Tuesday, October 28, 2008

A Canadian Genealogist Dies in Scotland

Yesterday afternoon (Monday, October 27th, 2008), Don Hinchley, President of the Ontario Genealogy Society (OGS), wrote to tell a number of us that Paul McGrath, the genealogist on "Ancestors in the Attic", has died in Scotland.

He was the chair of the Toronto Branch, and had given many talks around Ontario on genealogy.

He died last Wednesday of a heart attack.

People who attended Conference '09 in London, Ontario this year heard him give a couple of seminars and the talk at the supper on "Ancestors in the Attic".

This blog send its condoldances to his family for thier personal loss, and to the genealogists of Canada, for they have lost a great family historian.

1 comment:

Anonymous said...

Paul McGrath will be greatly missed by his colleagues and friends at the Toronto Branch of the Ontario Genealogical Society.

Although his work with Ancestors in the Attic will be known to more people, he also was an expert on the history, particularly the social history, of Toronto in the 19th century. He wrote several articles on areas which were villages in their own right back then, and which have now been absorbed into the city and forgotten.

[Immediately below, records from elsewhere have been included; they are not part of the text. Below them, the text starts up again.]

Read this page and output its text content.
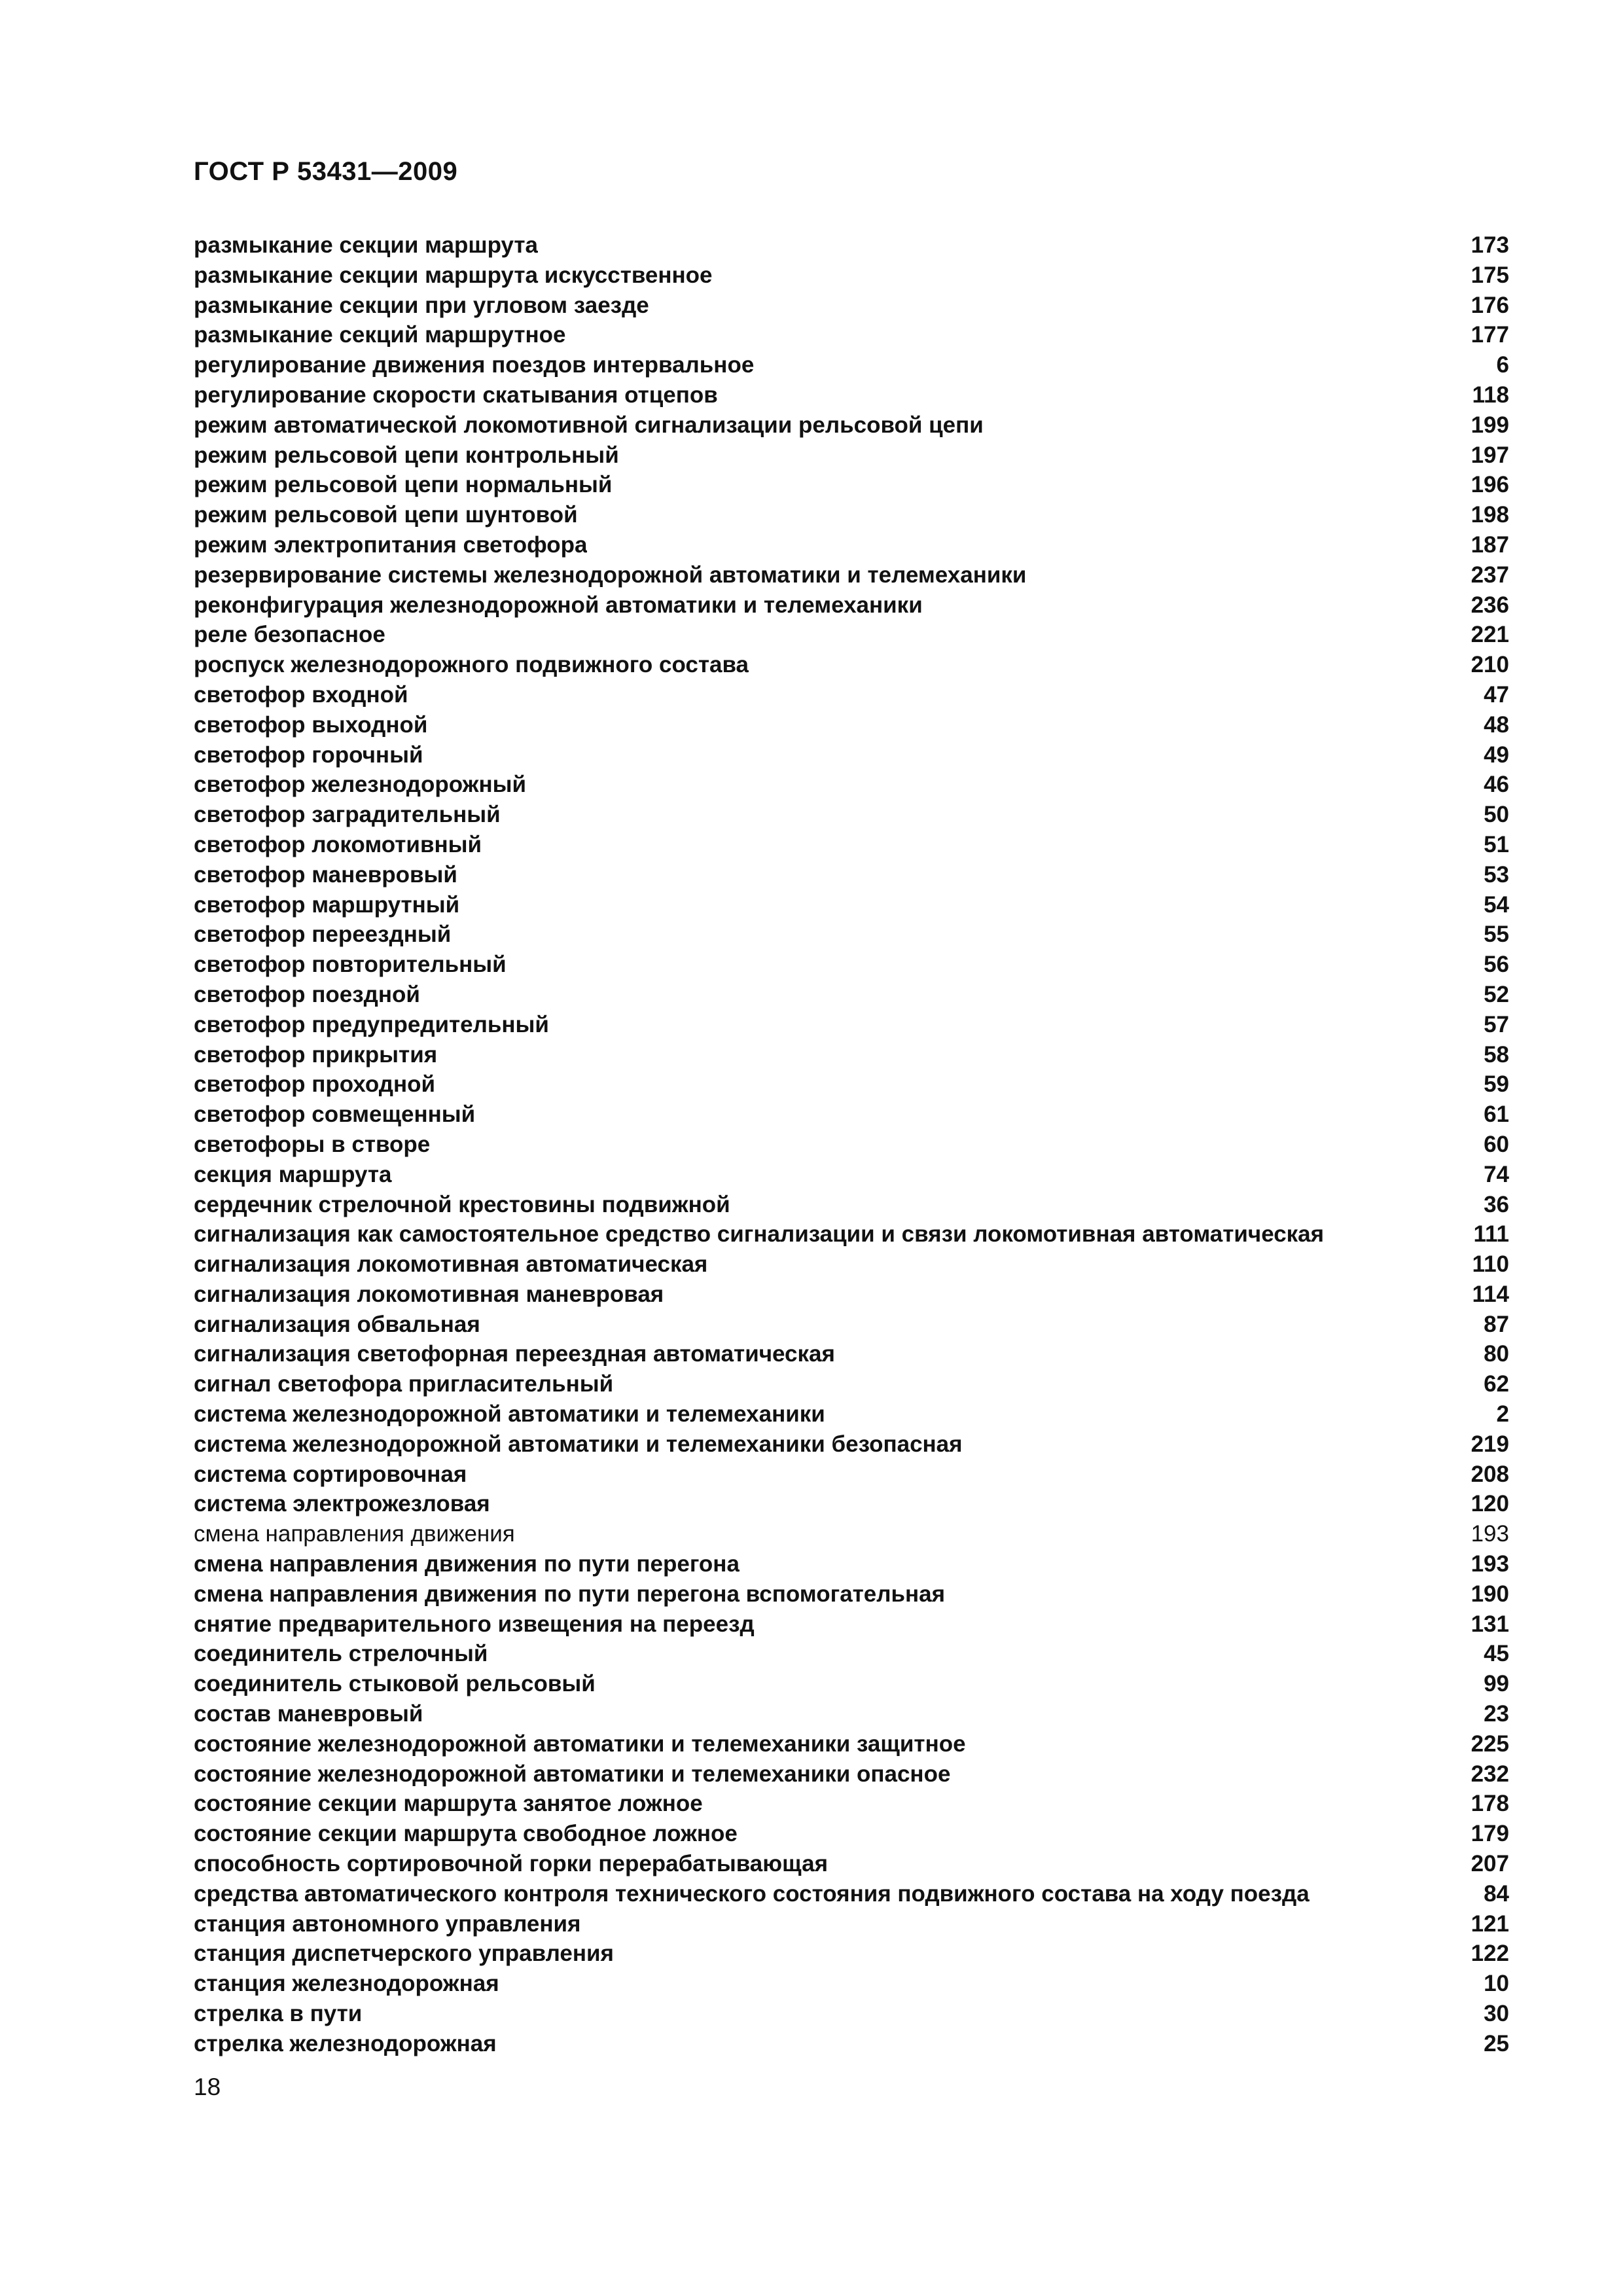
ГОСТ Р 53431—2009
размыкание секции маршрута	173
размыкание секции маршрута искусственное	175
размыкание секции при угловом заезде	176
размыкание секций маршрутное	177
регулирование движения поездов интервальное	6
регулирование скорости скатывания отцепов	118
режим автоматической локомотивной сигнализации рельсовой цепи	199
режим рельсовой цепи контрольный	197
режим рельсовой цепи нормальный	196
режим рельсовой цепи шунтовой	198
режим электропитания светофора	187
резервирование системы железнодорожной автоматики и телемеханики	237
реконфигурация железнодорожной автоматики и телемеханики	236
реле безопасное	221
роспуск железнодорожного подвижного состава	210
светофор входной	47
светофор выходной	48
светофор горочный	49
светофор железнодорожный	46
светофор заградительный	50
светофор локомотивный	51
светофор маневровый	53
светофор маршрутный	54
светофор переездный	55
светофор повторительный	56
светофор поездной	52
светофор предупредительный	57
светофор прикрытия	58
светофор проходной	59
светофор совмещенный	61
светофоры в створе	60
секция маршрута	74
сердечник стрелочной крестовины подвижной	36
сигнализация как самостоятельное средство сигнализации и связи локомотивная автоматическая	111
сигнализация локомотивная автоматическая	110
сигнализация локомотивная маневровая	114
сигнализация обвальная	87
сигнализация светофорная переездная автоматическая	80
сигнал светофора пригласительный	62
система железнодорожной автоматики и телемеханики	2
система железнодорожной автоматики и телемеханики безопасная	219
система сортировочная	208
система электрожезловая	120
смена направления движения	193
смена направления движения по пути перегона	193
смена направления движения по пути перегона вспомогательная	190
снятие предварительного извещения на переезд	131
соединитель стрелочный	45
соединитель стыковой рельсовый	99
состав маневровый	23
состояние железнодорожной автоматики и телемеханики защитное	225
состояние железнодорожной автоматики и телемеханики опасное	232
состояние секции маршрута занятое ложное	178
состояние секции маршрута свободное ложное	179
способность сортировочной горки перерабатывающая	207
средства автоматического контроля технического состояния подвижного состава на ходу поезда	84
станция автономного управления	121
станция диспетчерского управления	122
станция железнодорожная	10
стрелка в пути	30
стрелка железнодорожная	25
18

Through his website www.ontarioroots.com he provided a number of necessary geographical keys to finding ancestors in the Toronto area. I had the opportunity to collaborate with him on transcribing and indexing the Caverhill Directory of 1859-60, and also in accumulating a street index for the 1911 census.

He had great ideas about combining together many databases of Toronto history. Toronto's earliest complete and extant census, the 1861, is currently being transcribed. Along with Caverhill's Directory and that of Mitchell in 1864, and Paul's earlier work "Toronto in the 1850s: A Transcription of the 1853 Tax Assessment Rolls", a broad picture of Toronto in the mid 19th century can be built. It is to be hoped that this project can come to fruition in other hands.